Oui, à condition de bien segmenter ses audiences et de ne pas saturer ses visiteurs. Selon Google, les campagnes de reciblage affichent en moyenne un taux de conversionLa part de visiteurs ou de leads qui passent à l'étape suivante.Voir la définition → 2 à 3 fois supérieur aux campagnes froides. Mais sans pilotage régulier, le budget part vite sans résultat mesurable.
Quel budget prévoir pour lancer du retargeting en PME ?
Un budget de 300 à 500 euros par mois suffit pour tester le reciblage sur Google ou Meta.
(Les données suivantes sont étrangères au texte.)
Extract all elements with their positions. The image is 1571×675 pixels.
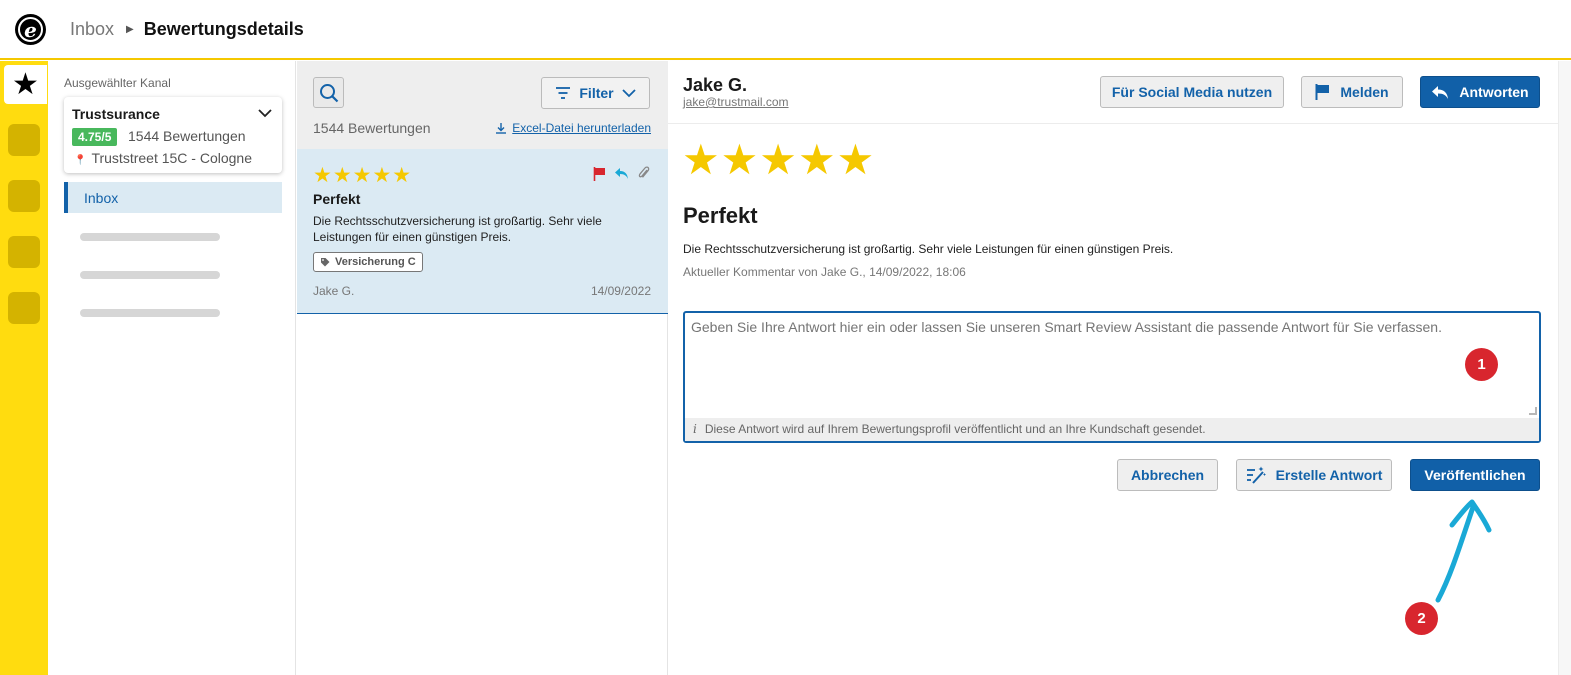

L'essentiel n'est pas le montant de départ : c'est de fixer un coût par client acceptable avant de lancer, puis de couper ce qui ne convertit pas au bout de 30 jours.
Comment savoir si le retargeting est rentable pour mon activité ?
Comparez le coût total de la campagne au chiffre d'affaires généré par les ventes ou devis signés qui lui sont attribués. Si vous dépensez 500 euros et signez un contrat à 2 000 euros, c'est rentable. Si vous dépensez 500 euros pour 3 clics sans suite, il faut revoir le ciblage ou le message avant d'aller plus loin.
Faut-il faire du retargeting avant d'avoir beaucoup de trafic ?
Non. Le reciblage n'a de sens qu'à partir d'un volume minimal de visiteurs, généralement 300 à 500 par mois sur votre site. En dessous, les audiences sont trop petites pour que les plateformes diffusent correctement vos publicités. Commencez par générer du trafic qualifié, puis activez le reciblage.